Figure 3. Clot permeability

Thrombi formed under 1130 s⁻¹ were pulsed with fluorescent dye at controlled pressure drops. The normalized input and output fluorescent intensities, along with a numerically predicted output from COMSOL were measured over time for clots formed in the absence (A) and presence of TF (B). Thrombus formed without thrombin reduced the residence time of the permeated dye by 30 s compared to platelet/fibrin thrombus.
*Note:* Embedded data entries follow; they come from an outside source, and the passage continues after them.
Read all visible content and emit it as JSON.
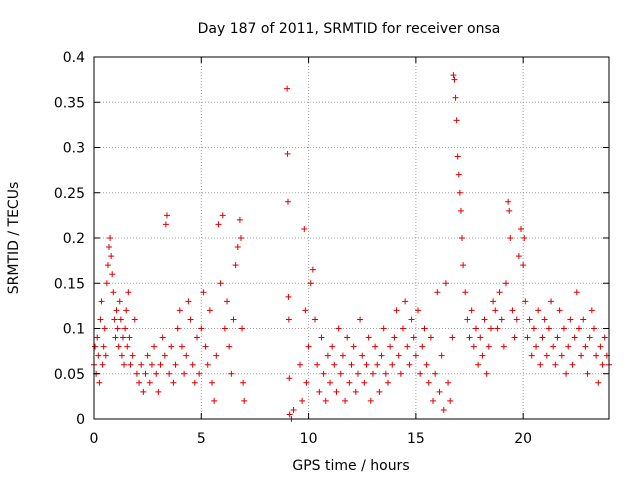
{
  "chart_data": {
    "type": "scatter",
    "title": "Day 187 of 2011, SRMTID for receiver onsa",
    "xlabel": "GPS time / hours",
    "ylabel": "SRMTID / TECUs",
    "xlim": [
      0,
      24
    ],
    "ylim": [
      0,
      0.4
    ],
    "xticks": [
      0,
      5,
      10,
      15,
      20
    ],
    "xtick_labels": [
      "0",
      "5",
      "10",
      "15",
      "20"
    ],
    "yticks": [
      0,
      0.05,
      0.1,
      0.15,
      0.2,
      0.25,
      0.3,
      0.35,
      0.4
    ],
    "ytick_labels": [
      "0",
      "0.05",
      "0.1",
      "0.15",
      "0.2",
      "0.25",
      "0.3",
      "0.35",
      "0.4"
    ],
    "grid": true,
    "marker": "+",
    "series": [
      {
        "name": "SRMTID",
        "color": "#e00000",
        "points": [
          [
            0.0,
            0.06
          ],
          [
            0.05,
            0.08
          ],
          [
            0.1,
            0.05
          ],
          [
            0.15,
            0.09
          ],
          [
            0.2,
            0.07
          ],
          [
            0.25,
            0.04
          ],
          [
            0.3,
            0.11
          ],
          [
            0.35,
            0.13
          ],
          [
            0.4,
            0.06
          ],
          [
            0.45,
            0.08
          ],
          [
            0.5,
            0.1
          ],
          [
            0.55,
            0.07
          ],
          [
            0.6,
            0.15
          ],
          [
            0.65,
            0.17
          ],
          [
            0.7,
            0.19
          ],
          [
            0.75,
            0.2
          ],
          [
            0.8,
            0.18
          ],
          [
            0.85,
            0.16
          ],
          [
            0.9,
            0.14
          ],
          [
            0.95,
            0.11
          ],
          [
            1.0,
            0.09
          ],
          [
            1.05,
            0.12
          ],
          [
            1.1,
            0.1
          ],
          [
            1.15,
            0.08
          ],
          [
            1.2,
            0.13
          ],
          [
            1.25,
            0.11
          ],
          [
            1.3,
            0.07
          ],
          [
            1.35,
            0.09
          ],
          [
            1.4,
            0.06
          ],
          [
            1.45,
            0.1
          ],
          [
            1.5,
            0.12
          ],
          [
            1.55,
            0.08
          ],
          [
            1.6,
            0.14
          ],
          [
            1.65,
            0.09
          ],
          [
            1.7,
            0.06
          ],
          [
            1.8,
            0.07
          ],
          [
            1.9,
            0.11
          ],
          [
            2.0,
            0.05
          ],
          [
            2.1,
            0.04
          ],
          [
            2.2,
            0.06
          ],
          [
            2.3,
            0.03
          ],
          [
            2.4,
            0.05
          ],
          [
            2.5,
            0.07
          ],
          [
            2.6,
            0.04
          ],
          [
            2.7,
            0.06
          ],
          [
            2.8,
            0.08
          ],
          [
            2.9,
            0.05
          ],
          [
            3.0,
            0.03
          ],
          [
            3.1,
            0.06
          ],
          [
            3.2,
            0.09
          ],
          [
            3.3,
            0.07
          ],
          [
            3.35,
            0.215
          ],
          [
            3.4,
            0.225
          ],
          [
            3.5,
            0.05
          ],
          [
            3.6,
            0.08
          ],
          [
            3.7,
            0.04
          ],
          [
            3.8,
            0.06
          ],
          [
            3.9,
            0.1
          ],
          [
            4.0,
            0.12
          ],
          [
            4.1,
            0.08
          ],
          [
            4.2,
            0.05
          ],
          [
            4.3,
            0.07
          ],
          [
            4.4,
            0.13
          ],
          [
            4.5,
            0.11
          ],
          [
            4.6,
            0.06
          ],
          [
            4.7,
            0.04
          ],
          [
            4.8,
            0.09
          ],
          [
            4.9,
            0.05
          ],
          [
            5.0,
            0.1
          ],
          [
            5.1,
            0.14
          ],
          [
            5.2,
            0.08
          ],
          [
            5.3,
            0.06
          ],
          [
            5.4,
            0.12
          ],
          [
            5.5,
            0.04
          ],
          [
            5.6,
            0.02
          ],
          [
            5.7,
            0.07
          ],
          [
            5.8,
            0.215
          ],
          [
            5.9,
            0.15
          ],
          [
            6.0,
            0.225
          ],
          [
            6.1,
            0.1
          ],
          [
            6.2,
            0.13
          ],
          [
            6.3,
            0.08
          ],
          [
            6.4,
            0.05
          ],
          [
            6.5,
            0.11
          ],
          [
            6.6,
            0.17
          ],
          [
            6.7,
            0.19
          ],
          [
            6.8,
            0.22
          ],
          [
            6.85,
            0.2
          ],
          [
            6.9,
            0.1
          ],
          [
            6.95,
            0.04
          ],
          [
            7.0,
            0.02
          ],
          [
            9.0,
            0.365
          ],
          [
            9.02,
            0.293
          ],
          [
            9.04,
            0.24
          ],
          [
            9.06,
            0.135
          ],
          [
            9.08,
            0.11
          ],
          [
            9.1,
            0.045
          ],
          [
            9.12,
            0.005
          ],
          [
            9.2,
            0.0
          ],
          [
            9.3,
            0.01
          ],
          [
            9.6,
            0.06
          ],
          [
            9.7,
            0.02
          ],
          [
            9.8,
            0.21
          ],
          [
            9.85,
            0.12
          ],
          [
            9.9,
            0.04
          ],
          [
            10.0,
            0.08
          ],
          [
            10.1,
            0.15
          ],
          [
            10.2,
            0.165
          ],
          [
            10.3,
            0.11
          ],
          [
            10.4,
            0.06
          ],
          [
            10.5,
            0.03
          ],
          [
            10.6,
            0.09
          ],
          [
            10.7,
            0.05
          ],
          [
            10.8,
            0.02
          ],
          [
            10.9,
            0.07
          ],
          [
            11.0,
            0.04
          ],
          [
            11.1,
            0.08
          ],
          [
            11.2,
            0.06
          ],
          [
            11.3,
            0.03
          ],
          [
            11.4,
            0.1
          ],
          [
            11.5,
            0.05
          ],
          [
            11.6,
            0.07
          ],
          [
            11.7,
            0.02
          ],
          [
            11.8,
            0.09
          ],
          [
            11.9,
            0.04
          ],
          [
            12.0,
            0.06
          ],
          [
            12.1,
            0.08
          ],
          [
            12.2,
            0.03
          ],
          [
            12.3,
            0.05
          ],
          [
            12.4,
            0.11
          ],
          [
            12.5,
            0.07
          ],
          [
            12.6,
            0.04
          ],
          [
            12.7,
            0.06
          ],
          [
            12.8,
            0.09
          ],
          [
            12.9,
            0.02
          ],
          [
            13.0,
            0.05
          ],
          [
            13.1,
            0.08
          ],
          [
            13.2,
            0.06
          ],
          [
            13.3,
            0.03
          ],
          [
            13.4,
            0.07
          ],
          [
            13.5,
            0.1
          ],
          [
            13.6,
            0.05
          ],
          [
            13.7,
            0.04
          ],
          [
            13.8,
            0.08
          ],
          [
            13.9,
            0.06
          ],
          [
            14.0,
            0.09
          ],
          [
            14.1,
            0.12
          ],
          [
            14.2,
            0.07
          ],
          [
            14.3,
            0.05
          ],
          [
            14.4,
            0.1
          ],
          [
            14.5,
            0.13
          ],
          [
            14.6,
            0.08
          ],
          [
            14.7,
            0.06
          ],
          [
            14.8,
            0.11
          ],
          [
            14.9,
            0.09
          ],
          [
            15.0,
            0.07
          ],
          [
            15.1,
            0.12
          ],
          [
            15.2,
            0.05
          ],
          [
            15.3,
            0.08
          ],
          [
            15.4,
            0.1
          ],
          [
            15.5,
            0.06
          ],
          [
            15.6,
            0.04
          ],
          [
            15.7,
            0.09
          ],
          [
            15.8,
            0.02
          ],
          [
            15.9,
            0.05
          ],
          [
            16.0,
            0.14
          ],
          [
            16.1,
            0.03
          ],
          [
            16.2,
            0.07
          ],
          [
            16.3,
            0.01
          ],
          [
            16.4,
            0.15
          ],
          [
            16.5,
            0.04
          ],
          [
            16.6,
            0.02
          ],
          [
            16.7,
            0.09
          ],
          [
            16.75,
            0.38
          ],
          [
            16.8,
            0.375
          ],
          [
            16.85,
            0.355
          ],
          [
            16.9,
            0.33
          ],
          [
            16.95,
            0.29
          ],
          [
            17.0,
            0.27
          ],
          [
            17.05,
            0.25
          ],
          [
            17.1,
            0.23
          ],
          [
            17.15,
            0.2
          ],
          [
            17.2,
            0.17
          ],
          [
            17.3,
            0.14
          ],
          [
            17.4,
            0.11
          ],
          [
            17.5,
            0.09
          ],
          [
            17.6,
            0.12
          ],
          [
            17.7,
            0.08
          ],
          [
            17.8,
            0.1
          ],
          [
            17.9,
            0.06
          ],
          [
            18.0,
            0.09
          ],
          [
            18.1,
            0.07
          ],
          [
            18.2,
            0.11
          ],
          [
            18.3,
            0.05
          ],
          [
            18.4,
            0.08
          ],
          [
            18.5,
            0.1
          ],
          [
            18.6,
            0.13
          ],
          [
            18.7,
            0.12
          ],
          [
            18.8,
            0.1
          ],
          [
            18.9,
            0.14
          ],
          [
            19.0,
            0.11
          ],
          [
            19.1,
            0.08
          ],
          [
            19.2,
            0.15
          ],
          [
            19.3,
            0.24
          ],
          [
            19.35,
            0.23
          ],
          [
            19.4,
            0.2
          ],
          [
            19.5,
            0.12
          ],
          [
            19.6,
            0.09
          ],
          [
            19.7,
            0.11
          ],
          [
            19.8,
            0.18
          ],
          [
            19.9,
            0.21
          ],
          [
            20.0,
            0.17
          ],
          [
            20.05,
            0.2
          ],
          [
            20.1,
            0.13
          ],
          [
            20.2,
            0.09
          ],
          [
            20.3,
            0.11
          ],
          [
            20.4,
            0.07
          ],
          [
            20.5,
            0.1
          ],
          [
            20.6,
            0.08
          ],
          [
            20.7,
            0.12
          ],
          [
            20.8,
            0.06
          ],
          [
            20.9,
            0.09
          ],
          [
            21.0,
            0.11
          ],
          [
            21.1,
            0.07
          ],
          [
            21.2,
            0.1
          ],
          [
            21.3,
            0.13
          ],
          [
            21.4,
            0.08
          ],
          [
            21.5,
            0.06
          ],
          [
            21.6,
            0.09
          ],
          [
            21.7,
            0.12
          ],
          [
            21.8,
            0.07
          ],
          [
            21.9,
            0.1
          ],
          [
            22.0,
            0.05
          ],
          [
            22.1,
            0.08
          ],
          [
            22.2,
            0.11
          ],
          [
            22.3,
            0.06
          ],
          [
            22.4,
            0.09
          ],
          [
            22.5,
            0.14
          ],
          [
            22.6,
            0.1
          ],
          [
            22.7,
            0.07
          ],
          [
            22.8,
            0.11
          ],
          [
            22.9,
            0.08
          ],
          [
            23.0,
            0.05
          ],
          [
            23.1,
            0.09
          ],
          [
            23.2,
            0.12
          ],
          [
            23.3,
            0.1
          ],
          [
            23.4,
            0.07
          ],
          [
            23.5,
            0.04
          ],
          [
            23.6,
            0.08
          ],
          [
            23.7,
            0.06
          ],
          [
            23.8,
            0.09
          ],
          [
            23.9,
            0.07
          ],
          [
            24.0,
            0.06
          ]
        ]
      }
    ]
  }
}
COMSOL simulations were used to numerically calculate permeability over collagen (n=9), platelet (n=6, 5 donors), platelet/fibrin (n=4, 4 donors), and platelet/flow interrupted (n=2, 2 donors) geometries at constant pressure drops (C). †, P<0.01; error bars indicate mean ± SD.
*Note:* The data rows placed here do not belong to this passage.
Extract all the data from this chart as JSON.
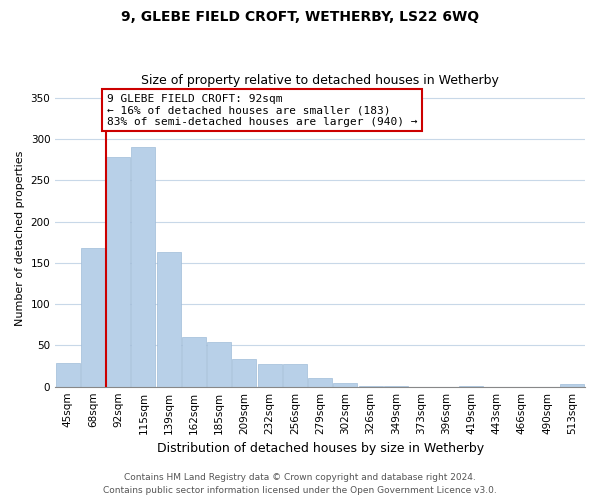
{
  "title": "9, GLEBE FIELD CROFT, WETHERBY, LS22 6WQ",
  "subtitle": "Size of property relative to detached houses in Wetherby",
  "xlabel": "Distribution of detached houses by size in Wetherby",
  "ylabel": "Number of detached properties",
  "bar_labels": [
    "45sqm",
    "68sqm",
    "92sqm",
    "115sqm",
    "139sqm",
    "162sqm",
    "185sqm",
    "209sqm",
    "232sqm",
    "256sqm",
    "279sqm",
    "302sqm",
    "326sqm",
    "349sqm",
    "373sqm",
    "396sqm",
    "419sqm",
    "443sqm",
    "466sqm",
    "490sqm",
    "513sqm"
  ],
  "bar_values": [
    29,
    168,
    278,
    291,
    163,
    60,
    54,
    33,
    27,
    27,
    10,
    5,
    1,
    1,
    0,
    0,
    1,
    0,
    0,
    0,
    3
  ],
  "highlight_index": 2,
  "bar_color": "#b8d0e8",
  "bar_edge_color": "#a0bcd8",
  "vline_color": "#cc0000",
  "annotation_line1": "9 GLEBE FIELD CROFT: 92sqm",
  "annotation_line2": "← 16% of detached houses are smaller (183)",
  "annotation_line3": "83% of semi-detached houses are larger (940) →",
  "annotation_box_color": "#ffffff",
  "annotation_box_edge": "#cc0000",
  "ylim": [
    0,
    360
  ],
  "yticks": [
    0,
    50,
    100,
    150,
    200,
    250,
    300,
    350
  ],
  "footer_line1": "Contains HM Land Registry data © Crown copyright and database right 2024.",
  "footer_line2": "Contains public sector information licensed under the Open Government Licence v3.0.",
  "background_color": "#ffffff",
  "grid_color": "#c8d8e8",
  "title_fontsize": 10,
  "subtitle_fontsize": 9,
  "ylabel_fontsize": 8,
  "xlabel_fontsize": 9,
  "tick_fontsize": 7.5,
  "annotation_fontsize": 8,
  "footer_fontsize": 6.5
}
Figure 4. Contraction after flow arrest requires myosin and released ADP/TXA₂

A parallel channel microfluidic device was used to develop thrombus in PPACK, at 1160 s⁻¹. Following the formation of stable thrombi, Ca²⁺ or antagonist buffer was used to rinse the surface for 7 min before stopping flow. Upstream contractions were observed in five sections (blue dashed line) over ten min. Stopping flow without a buffer rinse (A) and with a 10 μM blebbistatin rinse (B) show clot retraction compared to a trace (pink line) before flow cessation. Total clot contraction measured over time compares the effects of blebbistatin and intermediate flow stopping with stopping flow with and without a buffer rinse (C). TXA₂ and ADP antagonist significantly reduced total contraction after flow cessation as compared to buffer (D). n=3 events at 5 discrete points for each time-point indicated, using 5 separate donors; error bars indicate mean ± SD.
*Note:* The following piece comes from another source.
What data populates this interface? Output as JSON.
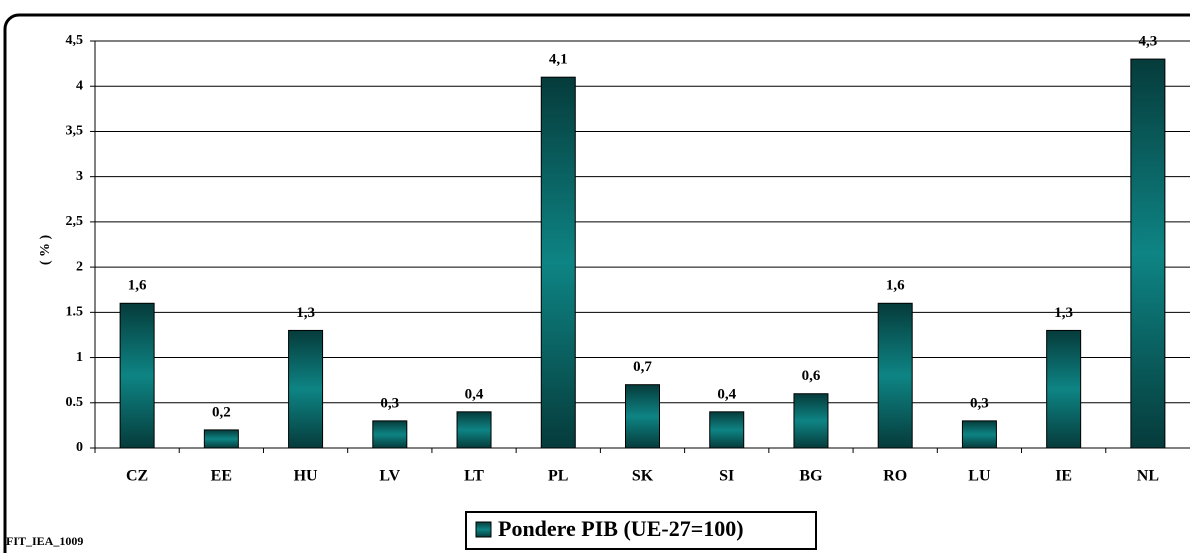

Figure 5. Flow cessation triggers platelet intracellular calcium mobilization via ADP/TXA₂ autocrine signaling

Platelets in PPACK whole blood were loaded with Ca²⁺ dye and perfused over collagen at 1160 s⁻¹. Following thrombus formation, whole blood perfusion was switched to Ca²⁺ or antagonist buffer for six minutes prior to stopping flow. Intracellular Ca²⁺ was measured via fluorescent intensity over time for either a Ca²⁺ buffer (A) or ADP and TXA₂ antagonist rinse (B). n=3 events using 2 donors, error bars indicate mean ± SD. A schematic illustrates the flow sensing ability of platelets via convective removal of ADP/TXA₂ (C). Shear (τ) acting on the exterior of aggregated platelets accompanied by the strain placed on interconnected α_IIbβ₃ may signal the inhibition of contraction or dense granule (δ) release.